The opportunity to interact with other writers, and to learn from them. Growing my writer community network and supporting more writers the way my writer friends have always supported me.
Sithara Ranasinghe, The Spare
Sithara Ranasinghe was born in Sri Lanka and raised in Loughborough. Her writing has been featured in Cake Zine, Design Observer and Eaten. She posts niche historical deep dives on her Substack, Sithara’s Newslettara, and co-hosts the podcast Further Reading.
When did you begin writing?
When I was a kid, I would fold sheets of printer paper together and write “books” about fairies and ghosts. I then moved onto writing very bad emo-flavoured second world fantasy in spiral-bound notebooks. With that, I think it’s fair to say I’ve been writing fantasy my whole life, but I only started taking it (somewhat) seriously very recently.
What initially inspired your novel-in-progress?
I’ve always loved fantasy novels, but a lot of them either explored European-inspired settings with race-blind or White casts of characters, or they were set in fantasy versions of other countries. I’m an immigrant, so I didn’t see myself in either of these boxes, so I wanted to write a fantasy story that had space for immigrant characters.
How does it feel to be shortlisted for Discoveries 2026?
I’m mostly just shocked! I still can’t actually believe that any of this is happening. It feels so amazing (and surprising!) to have made it to the shortlist. If I could pirouette, I would hit 500 of them really fast.
Ruixi Zhang, Confessions of an Alien
Ruixi Zhang is an exophonic writer based in London. Born and raised in China, she studied English and psychology at Wellesley College, a women’s university in the US, before coming to the UK for an MA in comparative literature at the University of Oxford. Her debut short story appeared in Colorado Review. Her novel-in-progress was longlisted for the Bridport Prize in 2025. An alumna of the HarperCollins Author Academy, she has been awarded the Curtis Brown Creative Breakthrough Scholarship and the Faber Academy Scholarship.
When did you begin writing?
When I was a kid, I wrote stories and sentimental essays in Chinese. I began writing fiction in English in my early 20s, when I learned about authors like Yiyun Li, whose works showed me that it was possible to write beautifully in a foreign language. Around the same time, I also took a psychology course at university, in which we were asked to create a therapist and a patient character, and write fictitious transcripts of their conversations. That was the first time I wrote anything fictional in English, and the reason why I still enjoy writing dialogue the most!

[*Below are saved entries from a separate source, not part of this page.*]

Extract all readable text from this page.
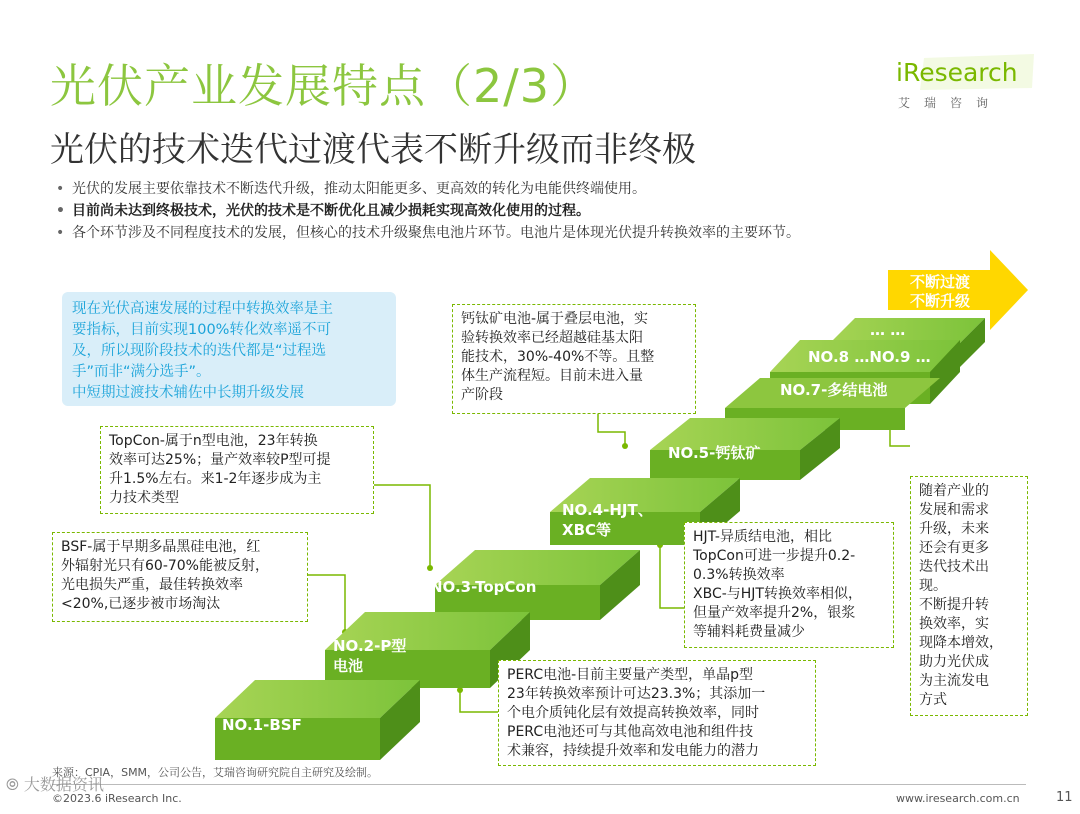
光伏产业发展特点（2/3）
光伏的技术迭代过渡代表不断升级而非终极
iResearch
艾瑞咨询
• 光伏的发展主要依靠技术不断迭代升级，推动太阳能更多、更高效的转化为电能供终端使用。
• 目前尚未达到终极技术，光伏的技术是不断优化且减少损耗实现高效化使用的过程。
• 各个环节涉及不同程度技术的发展，但核心的技术升级聚焦电池片环节。电池片是体现光伏提升转换效率的主要环节。
现在光伏高速发展的过程中转换效率是主
要指标，目前实现100%转化效率遥不可
及，所以现阶段技术的迭代都是“过程选
手”而非“满分选手”。
中短期过渡技术辅佐中长期升级发展
NO.1-BSF
NO.2-P型
电池
NO.3-TopCon
NO.4-HJT、
XBC等
NO.5-钙钛矿
NO.7-多结电池
NO.8 …NO.9 …
… …
不断过渡
不断升级
BSF-属于早期多晶黑硅电池，红
外辐射光只有60-70%能被反射，
光电损失严重，最佳转换效率
<20%,已逐步被市场淘汰
TopCon-属于n型电池，23年转换
效率可达25%；量产效率较P型可提
升1.5%左右。来1-2年逐步成为主
力技术类型
钙钛矿电池-属于叠层电池，实
验转换效率已经超越硅基太阳
能技术，30%-40%不等。且整
体生产流程短。目前未进入量
产阶段
HJT-异质结电池，相比
TopCon可进一步提升0.2-
0.3%转换效率
XBC-与HJT转换效率相似，
但量产效率提升2%，银浆
等辅料耗费量减少
PERC电池-目前主要量产类型，单晶p型
23年转换效率预计可达23.3%；其添加一
个电介质钝化层有效提高转换效率，同时
PERC电池还可与其他高效电池和组件技
术兼容，持续提升效率和发电能力的潜力
随着产业的
发展和需求
升级，未来
还会有更多
迭代技术出
现。
不断提升转
换效率，实
现降本增效，
助力光伏成
为主流发电
方式
来源：CPIA，SMM，公司公告，艾瑞咨询研究院自主研究及绘制。
©2023.6 iResearch Inc.	www.iresearch.com.cn	11
⦾ 大数据资讯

Are there any locations that have a special connection to your novel-in-progress?
I grew up mostly in Beijing, went to university in the greater Boston area, and currently live in London. So far, I have lived in eight different cities. Voluntarily or not, I’m always moving from place to place. This sense of rootlessness and restlessness is at the heart of my novel-in-progress.
How does it feel to be shortlisted for Discoveries 2026?
I feel like I have found a home as a writer. Since being longlisted, I have learned that Discoveries is much more than a writing prize: It is also a community of women writers who support and celebrate one another. I hope, or rather believe that together we can create “the poems of our climate” (to quote Wallace Stevens). I look forward to the exciting journey ahead, filled with new friends and more stories to tell!